A Hadamard-Hitchcock decomposition of a multidimensional array is a decomposition that expresses the latter as a Hadamard product of several tensor rank decompositions. Such decompositions can encode probability distributions that arise from statistical graphical models associated to complete bipartite graphs with one layer of observed random variables and one layer of hidden ones, usually called restricted Boltzmann machines.
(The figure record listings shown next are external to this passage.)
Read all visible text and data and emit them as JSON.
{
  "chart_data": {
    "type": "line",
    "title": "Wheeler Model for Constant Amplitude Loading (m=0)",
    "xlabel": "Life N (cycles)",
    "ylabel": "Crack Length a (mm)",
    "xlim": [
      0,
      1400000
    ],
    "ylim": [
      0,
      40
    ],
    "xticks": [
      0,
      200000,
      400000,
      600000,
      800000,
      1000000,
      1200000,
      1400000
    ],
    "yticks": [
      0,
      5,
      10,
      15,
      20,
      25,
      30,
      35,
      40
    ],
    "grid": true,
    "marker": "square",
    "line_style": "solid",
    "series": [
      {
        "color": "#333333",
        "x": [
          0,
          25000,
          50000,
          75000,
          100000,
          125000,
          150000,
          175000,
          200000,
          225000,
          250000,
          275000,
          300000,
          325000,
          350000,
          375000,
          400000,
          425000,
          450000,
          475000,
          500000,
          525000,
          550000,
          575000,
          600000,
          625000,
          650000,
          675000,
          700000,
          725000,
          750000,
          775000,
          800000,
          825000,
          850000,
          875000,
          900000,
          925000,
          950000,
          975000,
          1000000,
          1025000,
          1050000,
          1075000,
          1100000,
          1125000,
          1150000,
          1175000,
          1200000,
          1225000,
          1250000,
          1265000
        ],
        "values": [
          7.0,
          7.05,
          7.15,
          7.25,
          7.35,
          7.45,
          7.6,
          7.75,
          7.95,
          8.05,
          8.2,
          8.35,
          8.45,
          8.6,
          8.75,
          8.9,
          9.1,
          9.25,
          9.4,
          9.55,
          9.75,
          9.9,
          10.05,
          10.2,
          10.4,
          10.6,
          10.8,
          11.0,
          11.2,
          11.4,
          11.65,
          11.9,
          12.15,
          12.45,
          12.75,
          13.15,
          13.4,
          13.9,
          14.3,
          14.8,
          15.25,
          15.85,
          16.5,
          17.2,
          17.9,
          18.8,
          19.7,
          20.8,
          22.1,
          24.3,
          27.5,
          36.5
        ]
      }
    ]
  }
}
We establish generic identifiability of Hadamard-Hitchcock decompositions by exploiting the reshaped Kruskal criterion for tensor rank decompositions. A flexible algorithm leveraging existing decomposition algorithms for tensor rank decomposition is introduced for computing a Hadamard-Hitchcock decomposition. Numerical experiments illustrate its computational performance and numerical accuracy.

翻译：多维阵列的哈达玛-希区柯克分解是一种将其表示为若干张量秩分解的哈达玛乘积的分解方法。此类分解能够编码由完全二分图（一层为观测随机变量，另一层为隐藏随机变量，通常称为受限玻尔兹曼机）相关的统计图形模型导出的概率分布。通过利用重塑Kruskal准则进行张量秩分解，我们建立了哈达玛-希区柯克分解的通用可辨识性。针对张量秩分解，我们引入了一种灵活的算法，该算法利用现有分解算法来计算哈达玛-希区柯克分解。数值实验展示了其计算性能与数值精度。